Overhaul or Keelhaul? Medicare's unilateral proposal for "Pay for performance"

Dec 8, 2007

Theo Francis’s article in the WSJ called “Medicare offers overhaul of hospital reimbursing” contains a number of statements that reflect what side of the carrot/stick equation Medicare’s “solutions” for provider quality will fall.

Medicare proposed sweeping changes to the way it reimburses hospitals, outlining a plan that would essentially redistribute cash by reducing payments across the board and then giving providers a chance to “earn back” money by meeting quality-of-care thresholds.

Its not surprising to see individual providers opting away from Medicare patients with reimbursement not tracking to inflation, and with a 10% punitive Medicare reimbursement cut hanging over their heads, and noise about further requirements for installation of EMRs making their economics look even worse.

Unfortunately for hospitals, demographics dictate that a large portion of their patient population and revenue is tied to Medicare, where these unilateral decisions can be made. (Medicine and Economics blog has a great post on government’s difference from corporations and charity being the ability to use force, Covert rationing blog has a great post on how Medicare/insurance contracting is non-negotiable, and therefore monopolistic and potentially illegal)

“We think this is another step down the pay-for-performance road,” said Tom Valuck, who led the project for the federal Center for Medicare and Medicaid Services, or CMS. “That’s the heart of pay for performance — if you’re not performing, you’re not paid as much.”

As laid out in the report, Medicare would cut payments to all facilities by a flat 2% to 5%. That money would then form an incentive pool for distribution to hospitals that show the most improvement or that meet or surpass certain thresholds on a variety of quality measures.
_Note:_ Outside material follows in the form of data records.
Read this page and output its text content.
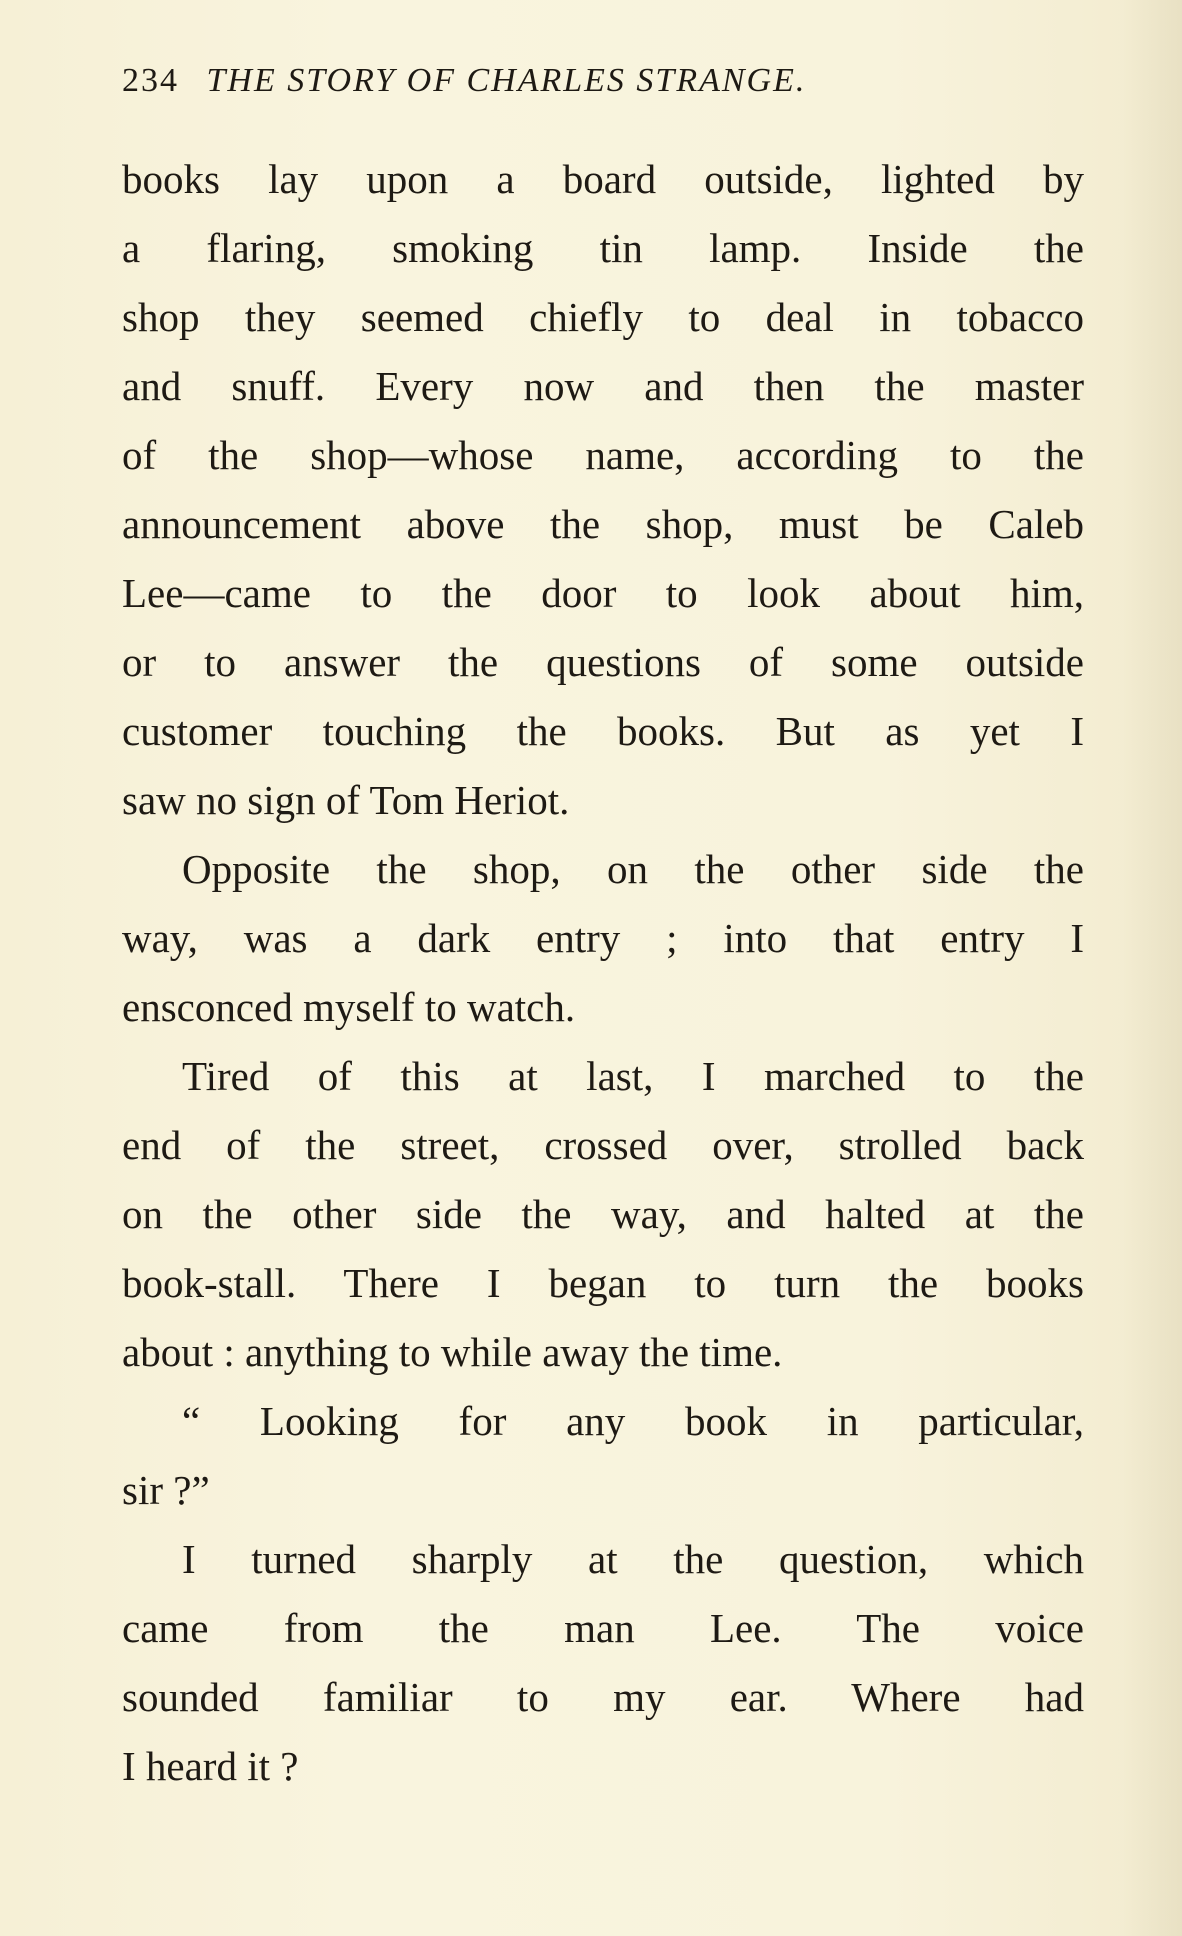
234 THE STORY OF CHARLES STRANGE.
books lay upon a board outside, lighted by
a flaring, smoking tin lamp. Inside the
shop they seemed chiefly to deal in tobacco
and snuff. Every now and then the master
of the shop—whose name, according to the
announcement above the shop, must be Caleb
Lee—came to the door to look about him,
or to answer the questions of some outside
customer touching the books. But as yet I
saw no sign of Tom Heriot.
Opposite the shop, on the other side the
way, was a dark entry ; into that entry I
ensconced myself to watch.
Tired of this at last, I marched to the
end of the street, crossed over, strolled back
on the other side the way, and halted at the
book-stall. There I began to turn the books
about : anything to while away the time.
“ Looking for any book in particular,
sir ?”
I turned sharply at the question, which
came from the man Lee. The voice
sounded familiar to my ear. Where had
I heard it ?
The plan, dubbed “value-based pricing,” would require congressional action to implement.

As you can see from the statements made, there is no win-win in this equation. In this case, hospitals, many operating on margins under 5% will find their Medicare reimbursement cut by 4-5% by government fiat. The government may then give back some of that money, and if they do so, there are lots of new documentation and process requirements that will further dictate how you deliver care.
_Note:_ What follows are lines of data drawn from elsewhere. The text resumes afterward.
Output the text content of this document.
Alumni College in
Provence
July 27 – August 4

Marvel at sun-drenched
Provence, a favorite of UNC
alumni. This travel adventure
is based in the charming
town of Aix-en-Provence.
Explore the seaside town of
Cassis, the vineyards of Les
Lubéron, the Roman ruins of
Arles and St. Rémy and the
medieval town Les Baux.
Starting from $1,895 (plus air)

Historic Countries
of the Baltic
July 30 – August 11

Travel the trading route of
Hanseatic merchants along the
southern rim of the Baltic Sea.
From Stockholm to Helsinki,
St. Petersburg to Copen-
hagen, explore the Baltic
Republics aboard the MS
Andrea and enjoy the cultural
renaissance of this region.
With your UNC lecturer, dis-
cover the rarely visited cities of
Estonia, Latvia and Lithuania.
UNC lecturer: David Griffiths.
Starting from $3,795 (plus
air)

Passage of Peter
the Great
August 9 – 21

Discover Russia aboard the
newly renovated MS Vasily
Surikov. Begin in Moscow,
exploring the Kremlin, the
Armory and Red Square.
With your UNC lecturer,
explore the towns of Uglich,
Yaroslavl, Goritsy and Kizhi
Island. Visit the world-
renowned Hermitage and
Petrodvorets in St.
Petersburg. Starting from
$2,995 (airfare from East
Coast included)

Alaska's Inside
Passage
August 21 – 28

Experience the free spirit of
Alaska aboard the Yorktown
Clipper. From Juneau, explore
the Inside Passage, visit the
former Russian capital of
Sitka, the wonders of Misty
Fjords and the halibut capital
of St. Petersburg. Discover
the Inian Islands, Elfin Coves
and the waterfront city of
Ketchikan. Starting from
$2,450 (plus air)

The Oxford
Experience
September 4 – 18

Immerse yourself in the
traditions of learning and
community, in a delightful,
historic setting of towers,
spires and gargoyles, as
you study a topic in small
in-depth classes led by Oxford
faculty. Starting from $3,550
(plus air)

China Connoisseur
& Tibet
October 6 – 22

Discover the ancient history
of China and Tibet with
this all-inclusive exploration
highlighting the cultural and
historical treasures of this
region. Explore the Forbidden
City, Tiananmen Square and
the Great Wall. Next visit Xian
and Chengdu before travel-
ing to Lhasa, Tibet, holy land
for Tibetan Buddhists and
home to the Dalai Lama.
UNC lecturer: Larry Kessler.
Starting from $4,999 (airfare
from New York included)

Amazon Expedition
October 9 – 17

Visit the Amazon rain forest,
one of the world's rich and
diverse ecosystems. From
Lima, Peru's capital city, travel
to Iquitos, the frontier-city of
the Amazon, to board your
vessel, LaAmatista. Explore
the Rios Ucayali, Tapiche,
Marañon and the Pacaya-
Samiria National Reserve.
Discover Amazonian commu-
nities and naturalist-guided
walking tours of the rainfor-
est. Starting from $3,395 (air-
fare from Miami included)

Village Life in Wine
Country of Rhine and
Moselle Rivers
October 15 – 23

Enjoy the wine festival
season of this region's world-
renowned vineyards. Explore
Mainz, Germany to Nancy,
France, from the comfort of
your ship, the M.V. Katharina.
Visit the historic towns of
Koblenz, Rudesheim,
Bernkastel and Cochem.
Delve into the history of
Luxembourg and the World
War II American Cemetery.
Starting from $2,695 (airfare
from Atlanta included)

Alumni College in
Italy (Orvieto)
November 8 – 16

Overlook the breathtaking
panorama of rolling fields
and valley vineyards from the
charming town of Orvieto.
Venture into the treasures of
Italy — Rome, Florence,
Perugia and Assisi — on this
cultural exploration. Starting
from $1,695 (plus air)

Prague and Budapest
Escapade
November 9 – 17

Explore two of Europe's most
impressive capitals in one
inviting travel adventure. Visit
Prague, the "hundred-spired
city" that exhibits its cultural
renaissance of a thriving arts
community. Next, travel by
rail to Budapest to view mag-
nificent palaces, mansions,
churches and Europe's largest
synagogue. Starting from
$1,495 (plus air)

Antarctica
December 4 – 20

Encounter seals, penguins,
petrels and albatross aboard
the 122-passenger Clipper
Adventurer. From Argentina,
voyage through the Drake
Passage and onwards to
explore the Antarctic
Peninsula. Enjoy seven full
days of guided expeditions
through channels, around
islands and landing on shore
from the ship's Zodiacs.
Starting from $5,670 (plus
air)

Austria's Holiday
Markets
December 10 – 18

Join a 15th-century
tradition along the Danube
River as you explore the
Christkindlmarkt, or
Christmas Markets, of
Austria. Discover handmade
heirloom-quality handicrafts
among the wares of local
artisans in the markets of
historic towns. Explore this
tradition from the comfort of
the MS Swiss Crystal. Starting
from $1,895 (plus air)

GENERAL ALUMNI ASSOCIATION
The agency said the program is designed to be cost-neutral to the government, and could even save money if Congress decides not to require redistribution of all the withheld cash. Lawmakers ordered up the report in 2005 as part of a deficit-reduction act.

And here is the kicker. Under the guise of quality, Medicare may simply cut reimbursement and not give it back. After all, the report was ordered up as a way to see if they could take money out of the Medicare kitty.
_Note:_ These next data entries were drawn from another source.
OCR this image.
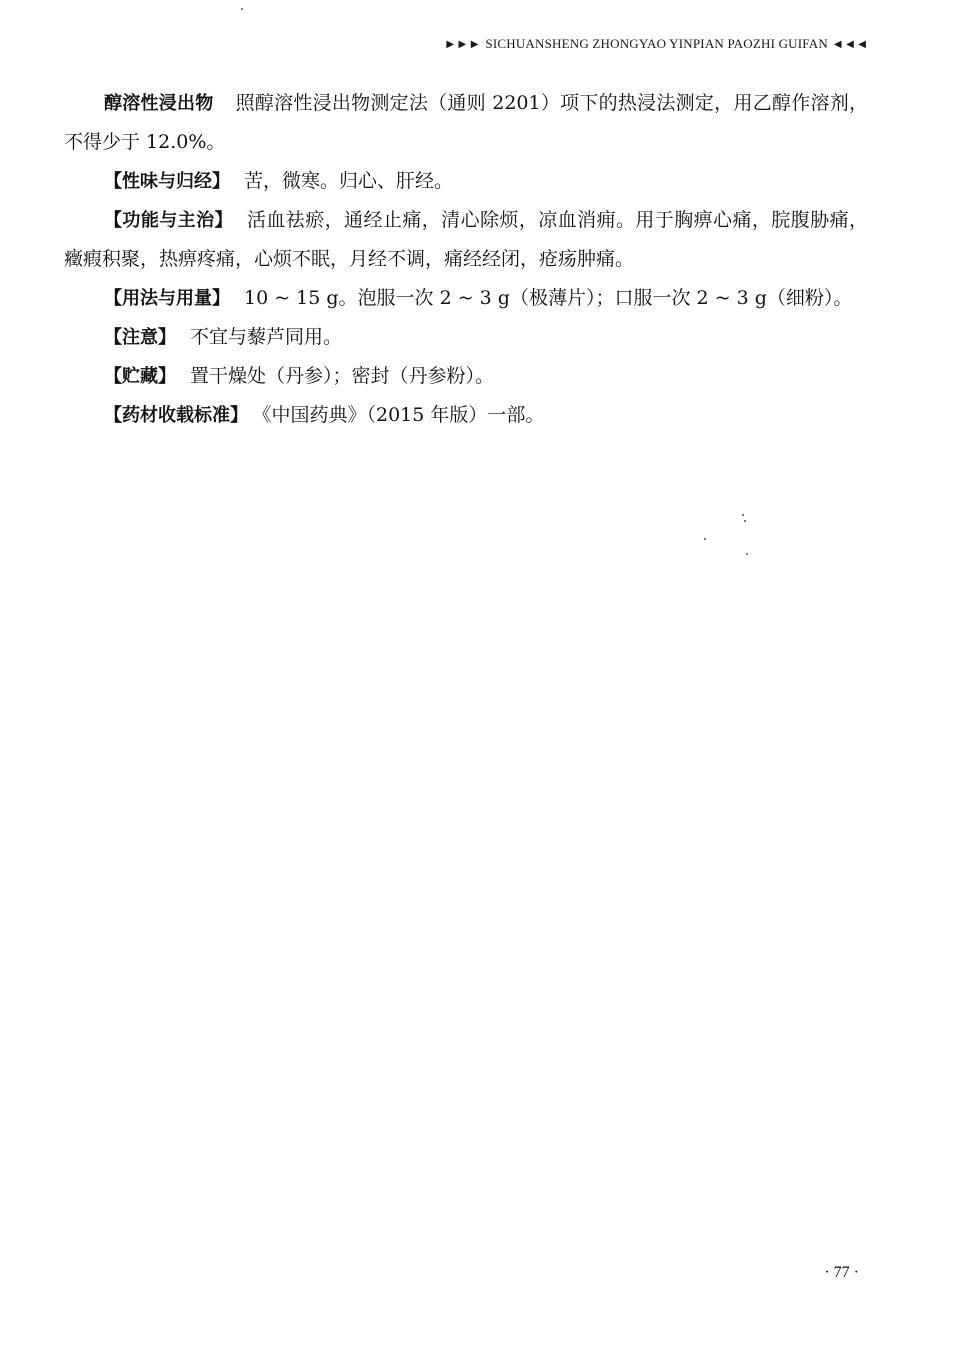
▶ ▶ ▶ SICHUANSHENG ZHONGYAO YINPIAN PAOZHI GUIFAN ◀ ◀ ◀

醇溶性浸出物 照醇溶性浸出物测定法（通则 2201）项下的热浸法测定，用乙醇作溶剂，不得少于 12.0%。

【性味与归经】 苦，微寒。归心、肝经。

【功能与主治】 活血祛瘀，通经止痛，清心除烦，凉血消痈。用于胸痹心痛，脘腹胁痛，癥瘕积聚，热痹疼痛，心烦不眠，月经不调，痛经经闭，疮疡肿痛。

【用法与用量】 10 ~ 15 g。泡服一次 2 ~ 3 g（极薄片）；口服一次 2 ~ 3 g（细粉）。

【注意】 不宜与藜芦同用。

【贮藏】 置干燥处（丹参）；密封（丹参粉）。

【药材收载标准】 《中国药典》（2015 年版）一部。

· 77 ·
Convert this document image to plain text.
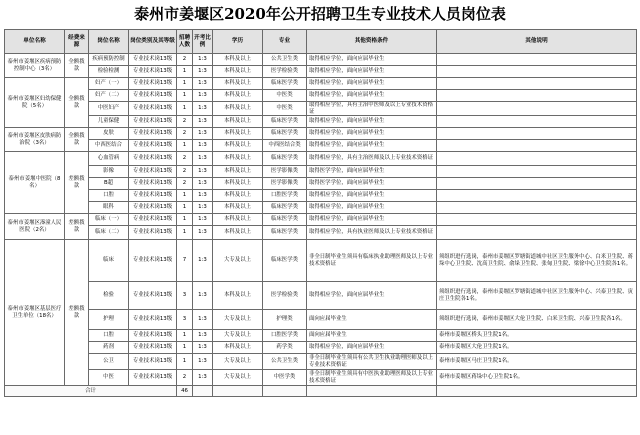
泰州市姜堰区2020年公开招聘卫生专业技术人员岗位表
单位名称	经费来源	岗位名称	岗位类别及其等级	招聘人数	开考比例	学历	专业	其他资格条件	其他说明
泰州市姜堰区疾病预防控制中心（3名）	全额拨款	疾病预防控制	专业技术岗13级	2	1:3	本科及以上	公共卫生类	取得相应学位，面向应届毕业生	
		检验检测	专业技术岗13级	1	1:3	本科及以上	医学检验类	取得相应学位，面向应届毕业生	
泰州市姜堰区妇幼保健院（5名）	全额拨款	妇产（一）	专业技术岗13级	1	1:3	本科及以上	临床医学类	取得相应学位，面向应届毕业生	
		妇产（二）	专业技术岗13级	1	1:3	本科及以上	中医类	取得相应学位，面向应届毕业生	
		中医妇产	专业技术岗13级	1	1:3	本科及以上	中医类	取得相应学位，具有主治中医师及以上专业技术资格证	
		儿童保健	专业技术岗13级	2	1:3	本科及以上	临床医学类	取得相应学位，面向应届毕业生	
泰州市姜堰区皮肤病防治院（3名）	全额拨款	皮肤	专业技术岗13级	2	1:3	本科及以上	临床医学类	取得相应学位，面向应届毕业生	
		中西医结合	专业技术岗13级	1	1:3	本科及以上	中西医结合类	取得相应学位，面向应届毕业生	
泰州市姜堰中医院（8名）	差额拨款	心血管病	专业技术岗13级	2	1:3	本科及以上	临床医学类	取得相应学位，具有主治医师及以上专业技术资格证	
		影像	专业技术岗13级	2	1:3	本科及以上	医学影像类	取得医学学位，面向应届毕业生	
		B超	专业技术岗13级	2	1:3	本科及以上	医学影像类	取得医学学位，面向应届毕业生	
		口腔	专业技术岗13级	1	1:3	本科及以上	口腔医学类	取得相应学位，面向应届毕业生	
		眼科	专业技术岗13级	1	1:3	本科及以上	临床医学类	取得相应学位，面向应届毕业生	
泰州市姜堰区溱潼人民医院（2名）	差额拨款	临床（一）	专业技术岗13级	1	1:3	本科及以上	临床医学类	取得相应学位，面向应届毕业生	
		临床（二）	专业技术岗13级	1	1:3	本科及以上	临床医学类	取得相应学位，具有执业医师及以上专业技术资格证	
泰州市姜堰区基层医疗卫生单位（18名）	差额拨款	临床	专业技术岗13级	7	1:3	大专及以上	临床医学类	非全日制毕业生须具有临床执业助理医师及以上专业技术资格证	须组织进行选岗，泰州市姜堰区罗塘街道城中社区卫生服务中心、白米卫生院、蒋垛中心卫生院、沈高卫生院、俞垛卫生院、张甸卫生院、梁徐中心卫生院各1名。
		检验	专业技术岗13级	3	1:3	本科及以上	医学检验类	取得相应学位，面向应届毕业生	须组织进行选岗，泰州市姜堰区罗塘街道城中社区卫生服务中心、兴泰卫生院、寅庄卫生院各1名。
		护理	专业技术岗13级	3	1:3	大专及以上	护理类	面向应届毕业生	须组织进行选岗，泰州市姜堰区大伦卫生院、白米卫生院、兴泰卫生院各1名。
		口腔	专业技术岗13级	1	1:3	大专及以上	口腔医学类	面向应届毕业生	泰州市姜堰区桥头卫生院1名。
		药剂	专业技术岗13级	1	1:3	本科及以上	药学类	取得相应学位，面向应届毕业生	泰州市姜堰区大伦卫生院1名。
		公卫	专业技术岗13级	1	1:3	大专及以上	公共卫生类	非全日制毕业生须具有公共卫生执业助理医师及以上专业技术资格证	泰州市姜堰区马庄卫生院1名。
		中医	专业技术岗13级	2	1:3	大专及以上	中医学类	非全日制毕业生须具有中医执业助理医师及以上专业技术资格证	泰州市姜堰区蒋垛中心卫生院1名。
合计				46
In the private world, innovators get large market share shifts and laggards get to try to hold onto their share, but pricing declines and quality increases because innovators get outsize rewards, and work harder to create better value for the market to earn them.

The Medicare approach is more akin to having a rat in a cage getting random shocks to speed its journey down the treadmill. Everyone is being prodded at the same rate, regardless of the effort’s ability to address market needs, and government provides random, unpredictable shocks that redirect the herd when it realizes the course it plotted isn’t working as planned.

In entrepreneur/ IT parlance Medicare is using the Waterfall model (give them specs, lock them in, and see what you get), rather than the entrepreneur’s agile model (beta test, iterate, iterate). The difference is that in a market system, entrepreneurs are essentially a portfolio of pilot tests, allowing society to pick things that are proven to work before creating major shifts of share to promising but unproven methods or technologies. The current approach is akin to running a herd of lemmings full speed toward a perceived crossing of a gorge, and hoping that there really is a bridge there upon arrival so they don’t all fall in.

Personally, I’m excited to see Medicare play such a heavy hand– it accelerates the animosity towards and ineffectiveness of the current comprehensive insurance-based system, priming it for alternate solutions (such as Health Shoppr‘s development of a retail marketplace for health services, coming in late 2008). As a physician, I see the current approaches to be unsustainable and within the next decade, I think we’ll see a significant retreat from comprehensive insurance toward catastrophic only (potentially lump-sum payment vs. defined benefit).